It was doomed from the start. We were fucked. Fucked by a cocky new civilian president and his naïve cabinet, fucked by the lack of resolve, and fucked by bad weather. You would have thought that someone would have taken lashing rain into account when putting this stupid invasion plan together.
I was barely into the tree line up from the Bay of Pigs, not seventy-five miles from Havana. It's almost as if they knew we were coming. They were picking our small squads of Cuban exiles off even before most of them reached the beach. We'd trained them hard, but what good is expertise in hand-to-hand combat if you're shot before even reaching the beach, for fuck's sake? And where in the fuck was the air support? We'd just been abandoned here. A doomed operation from the beginning.
But I couldn't think that way. It was one thing for these Cuban exiles to be wrapped up here in the underbelly of Cuba in a failed attempt to depose the Castro regime. It was quite another for me, an American commando, to be caught here.
I'd told them I didn't think any of the American advisers should be in the actual operation, and they'd just brushed that away. They said the operation would be a cake walk. That all our Cuban exiles needed to do was to show up on the beach in force and the Cuban people would rise up and overthrow Castro. Just an afternoon's jaunt, and the threat of the Russians getting a toe into the Western Hemisphere waters would evaporate. Yeah, fat chance of that.
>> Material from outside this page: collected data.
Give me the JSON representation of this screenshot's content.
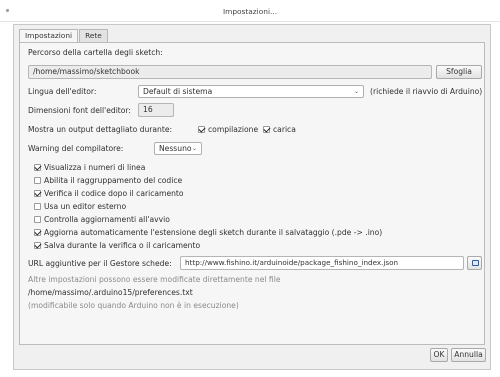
{
  "window": {
    "title": "Impostazioni..."
  },
  "tabs": [
    {
      "label": "Impostazioni",
      "active": true
    },
    {
      "label": "Rete",
      "active": false
    }
  ],
  "sketchbook": {
    "label": "Percorso della cartella degli sketch:",
    "value": "/home/massimo/sketchbook",
    "browse_label": "Sfoglia"
  },
  "language": {
    "label": "Lingua dell'editor:",
    "selected": "Default di sistema",
    "note": "(richiede il riavvio di Arduino)"
  },
  "font_size": {
    "label": "Dimensioni font dell'editor:",
    "value": "16"
  },
  "verbose": {
    "label": "Mostra un output dettagliato durante:",
    "options": [
      {
        "label": "compilazione",
        "checked": true
      },
      {
        "label": "carica",
        "checked": true
      }
    ]
  },
  "warnings": {
    "label": "Warning del compilatore:",
    "selected": "Nessuno"
  },
  "options": [
    {
      "label": "Visualizza i numeri di linea",
      "checked": true
    },
    {
      "label": "Abilita il raggruppamento del codice",
      "checked": false
    },
    {
      "label": "Verifica il codice dopo il caricamento",
      "checked": true
    },
    {
      "label": "Usa un editor esterno",
      "checked": false
    },
    {
      "label": "Controlla aggiornamenti all'avvio",
      "checked": false
    },
    {
      "label": "Aggiorna automaticamente l'estensione degli sketch durante il salvataggio (.pde -> .ino)",
      "checked": true
    },
    {
      "label": "Salva durante la verifica o il caricamento",
      "checked": true
    }
  ],
  "board_urls": {
    "label": "URL aggiuntive per il Gestore schede:",
    "value": "http://www.fishino.it/arduinoide/package_fishino_index.json"
  },
  "more": {
    "line1": "Altre impostazioni possono essere modificate direttamente nel file",
    "path": "/home/massimo/.arduino15/preferences.txt",
    "note": "(modificabile solo quando Arduino non è in esecuzione)"
  },
  "buttons": {
    "ok": "OK",
    "cancel": "Annulla"
  },
  "colors": {
    "panel": "#f6f6f6",
    "accent": "#2a5fb0"
  }
}
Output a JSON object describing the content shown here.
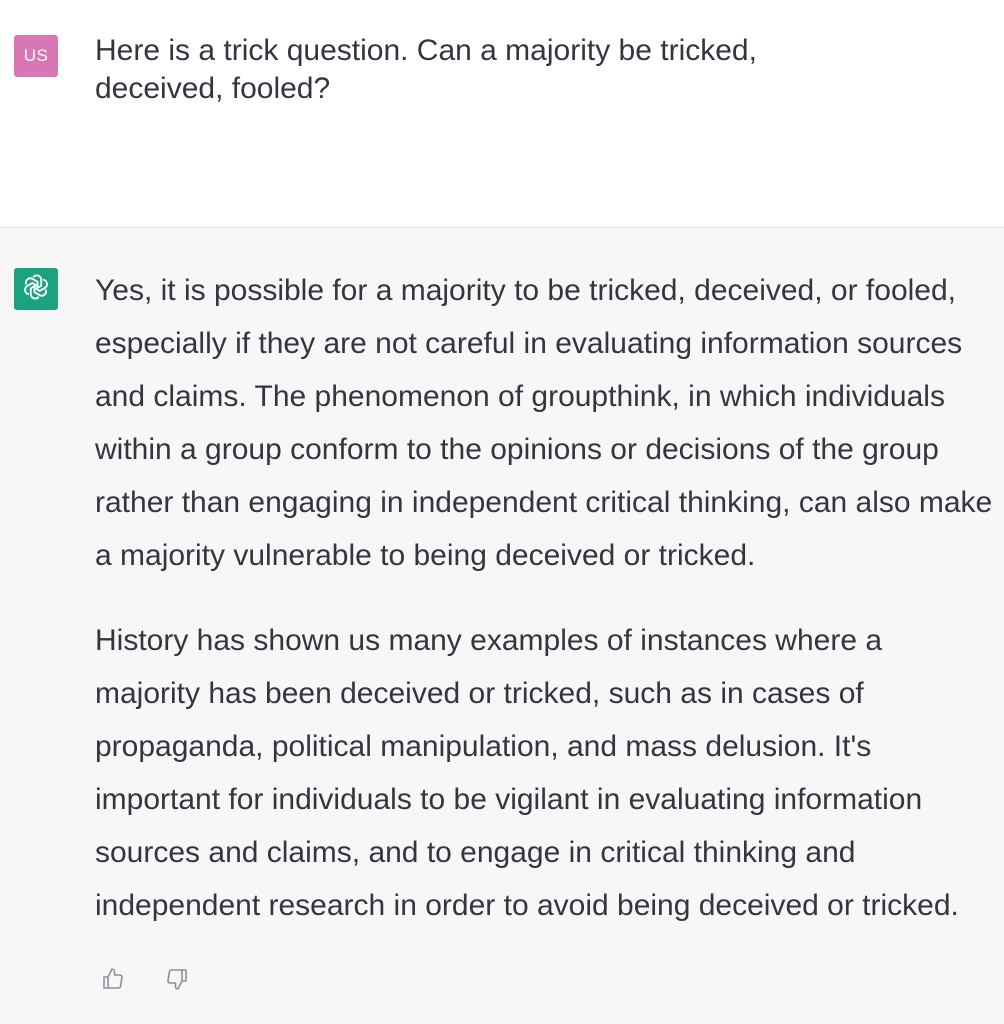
{
  "user_message": {
    "avatar_label": "US",
    "avatar_color": "#d877b5",
    "text": "Here is a trick question. Can a majority be tricked, deceived, fooled?"
  },
  "assistant_message": {
    "avatar_icon": "openai-logo-icon",
    "avatar_color": "#19a37f",
    "paragraphs": [
      "Yes, it is possible for a majority to be tricked, deceived, or fooled, especially if they are not careful in evaluating information sources and claims. The phenomenon of groupthink, in which individuals within a group conform to the opinions or decisions of the group rather than engaging in independent critical thinking, can also make a majority vulnerable to being deceived or tricked.",
      "History has shown us many examples of instances where a majority has been deceived or tricked, such as in cases of propaganda, political manipulation, and mass delusion. It's important for individuals to be vigilant in evaluating information sources and claims, and to engage in critical thinking and independent research in order to avoid being deceived or tricked."
    ],
    "feedback": {
      "thumbs_up_icon": "thumbs-up-icon",
      "thumbs_down_icon": "thumbs-down-icon"
    }
  }
}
That Kennedy bunch should be here with me now.
But I was a trooper and did what I was told to do; and now, for the good of my country, I needed it get back out to sea. I couldn't be caught here on Cuban soil. The shit would really hit the fan for an American combatant's sorry ass to be captured in this circle jerk.
I heard a metallic click that made the hair stand up at the back of my head. I instinctively dropped while turning to the sound and bringing my pistol up. My training had been true, because the bullet passed by me rather than catching me full force in the chest.
Close onto the tail end of the report from the rifle high up in the branch of the tree came the sound from my answering pistol shot.
I had been luckier and a truer shot than my assailant had been. There was great agitation of leaves and branches above and in front of me, and a body dropped to the ground at the base of the tree.
Either the young man's clothes had been ripped almost to shreds as he fell, or he had been dressed in shredded rags to begin with, because his shirt and trousers were largely torn away from him as he hit the ground.
He was bleeding from the head and his eyes were closed, but I didn't think he was dead. I moved quickly over to him and tore his shirt the rest of the way off and felt his chest. Still breathing. I looked down at him. He was an unearthly handsome young man. He couldn't be more than nineteen or twenty. He was small of stature but very well formed, with the fine facial structure of Spanish stock, just barely mixed with the Mestizo genes, which gave him a milk-chocolate skin coloring that only enhanced his beauty. My bullet had grazed his temple, which, in combination with the fall, had knocked him unconscious. For how long, though, I didn't know. And unconscious wasn't dead. He may have seen me well enough to know that I wasn't a Cuban exile, that I was an honest-to-god American. And having no one who was left here knowing that an American was here was only second in importance to getting back off the island and not being captured here.